You will need the set-top box, make no mistake about that. If you are smart, you will get two (one for TV, one for computer).
Simply put...you run a coax cable from your DTV converter box...to a TV tuner card which is installed in your computer.
Example: I have a tuner card in each of my two PCs...and I have cable courtesy of Time Warner.
I have the cable connection coming from the wall...I connect that to the box (which I need to receive any channels beyond the basic 125 which are basic cable). I can receive the 125 without the box, straight from the wire, but I need the box to receive any channels which are above 125 in the numbering system. This is standard.
Back to the box
. The box, in addition to regular and tiered cable channels, will also pick up free and paid digital HD channels. The key is what you subscribe to...no subscription, no capture via the box.
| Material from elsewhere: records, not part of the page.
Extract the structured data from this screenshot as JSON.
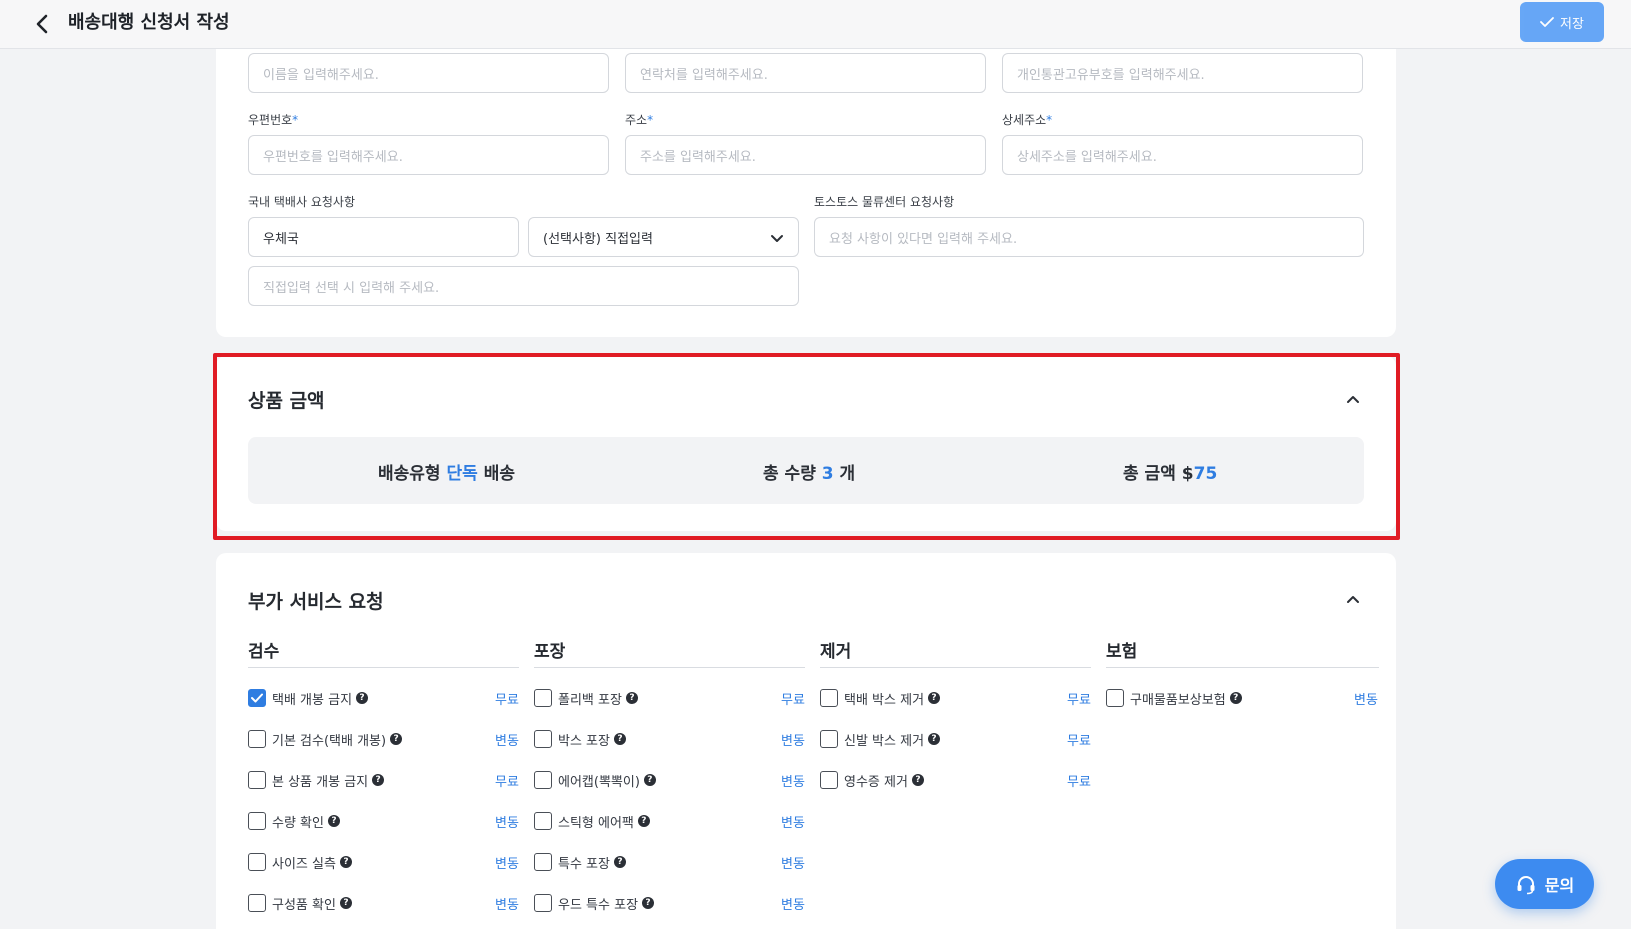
{
  "header": {
    "title": "배송대행 신청서 작성",
    "save_label": "저장"
  },
  "recipient": {
    "name_placeholder": "이름을 입력해주세요.",
    "phone_placeholder": "연락처를 입력해주세요.",
    "customs_placeholder": "개인통관고유부호를 입력해주세요.",
    "zip_label": "우편번호",
    "zip_placeholder": "우편번호를 입력해주세요.",
    "address_label": "주소",
    "address_placeholder": "주소를 입력해주세요.",
    "detail_label": "상세주소",
    "detail_placeholder": "상세주소를 입력해주세요.",
    "required_mark": "*",
    "courier_label": "국내 택배사 요청사항",
    "courier_value": "우체국",
    "courier_request_value": "(선택사항) 직접입력",
    "direct_input_placeholder": "직접입력 선택 시 입력해 주세요.",
    "center_label": "토스토스 물류센터 요청사항",
    "center_placeholder": "요청 사항이 있다면 입력해 주세요."
  },
  "price_section": {
    "title": "상품 금액",
    "shipping_type_label": "배송유형",
    "shipping_type_value": "단독",
    "shipping_type_suffix": "배송",
    "quantity_label": "총 수량",
    "quantity_value": "3",
    "quantity_unit": "개",
    "amount_label": "총 금액",
    "amount_currency": "$",
    "amount_value": "75"
  },
  "services": {
    "title": "부가 서비스 요청",
    "categories": [
      {
        "name": "검수",
        "options": [
          {
            "label": "택배 개봉 금지",
            "price": "무료",
            "checked": true
          },
          {
            "label": "기본 검수(택배 개봉)",
            "price": "변동",
            "checked": false
          },
          {
            "label": "본 상품 개봉 금지",
            "price": "무료",
            "checked": false
          },
          {
            "label": "수량 확인",
            "price": "변동",
            "checked": false
          },
          {
            "label": "사이즈 실측",
            "price": "변동",
            "checked": false
          },
          {
            "label": "구성품 확인",
            "price": "변동",
            "checked": false
          }
        ]
      },
      {
        "name": "포장",
        "options": [
          {
            "label": "폴리백 포장",
            "price": "무료",
            "checked": false
          },
          {
            "label": "박스 포장",
            "price": "변동",
            "checked": false
          },
          {
            "label": "에어캡(뽁뽁이)",
            "price": "변동",
            "checked": false
          },
          {
            "label": "스틱형 에어팩",
            "price": "변동",
            "checked": false
          },
          {
            "label": "특수 포장",
            "price": "변동",
            "checked": false
          },
          {
            "label": "우드 특수 포장",
            "price": "변동",
            "checked": false
          }
        ]
      },
      {
        "name": "제거",
        "options": [
          {
            "label": "택배 박스 제거",
            "price": "무료",
            "checked": false
          },
          {
            "label": "신발 박스 제거",
            "price": "무료",
            "checked": false
          },
          {
            "label": "영수증 제거",
            "price": "무료",
            "checked": false
          }
        ]
      },
      {
        "name": "보험",
        "options": [
          {
            "label": "구매물품보상보험",
            "price": "변동",
            "checked": false
          }
        ]
      }
    ]
  },
  "help_glyph": "?",
  "fab": {
    "label": "문의"
  },
  "colors": {
    "accent": "#2f7de1",
    "highlight_border": "#e01b24"
  }
}
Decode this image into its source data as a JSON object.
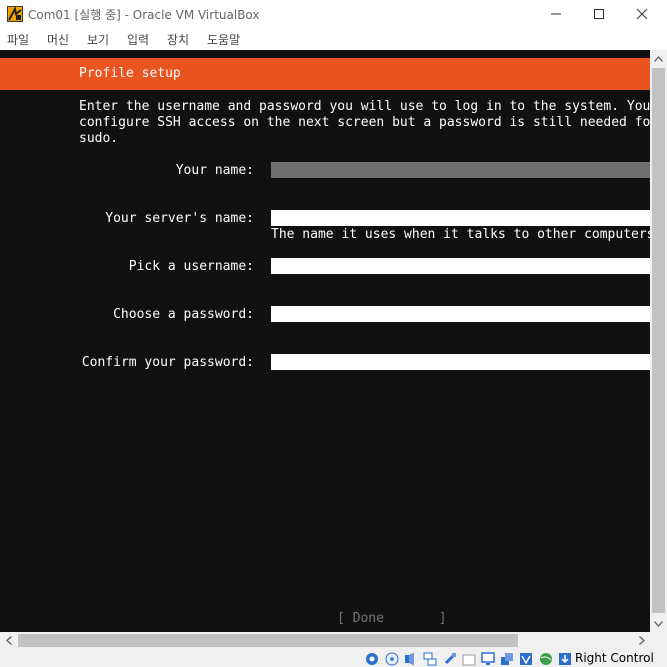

OK, so we have the cable to the DTV converter box. Now I need to connect another coax cable to the output from the box...and I can now I connect a splitter to the coax. I use a 2-way splitter (readily available at Walmart, etc.) to give me two possible connections from the one coax cable. One connection for my LCD TV...one connection for my tuner card in my PC.
Based on my experiences, it is considerable smarter to just pay for another converter box (I pay $3 a month for mine) and use the splitter back where the coax cable comes from the wall. Then run another coax cable to the computer system/tuner card, while running the other splitter lead to your TV.
The tuner card for the computer...will have its own software for setup/tuning, etc.
FWIW: Get a PCI-e tuner card.
The reason I suggest two converter boxes...if you try to use only one for two outputs, both the computer and the TV will reflect whatever is reflected on the one box. Duplication is not the goal, so get two boxes and you will have two differing views from the same cable signal.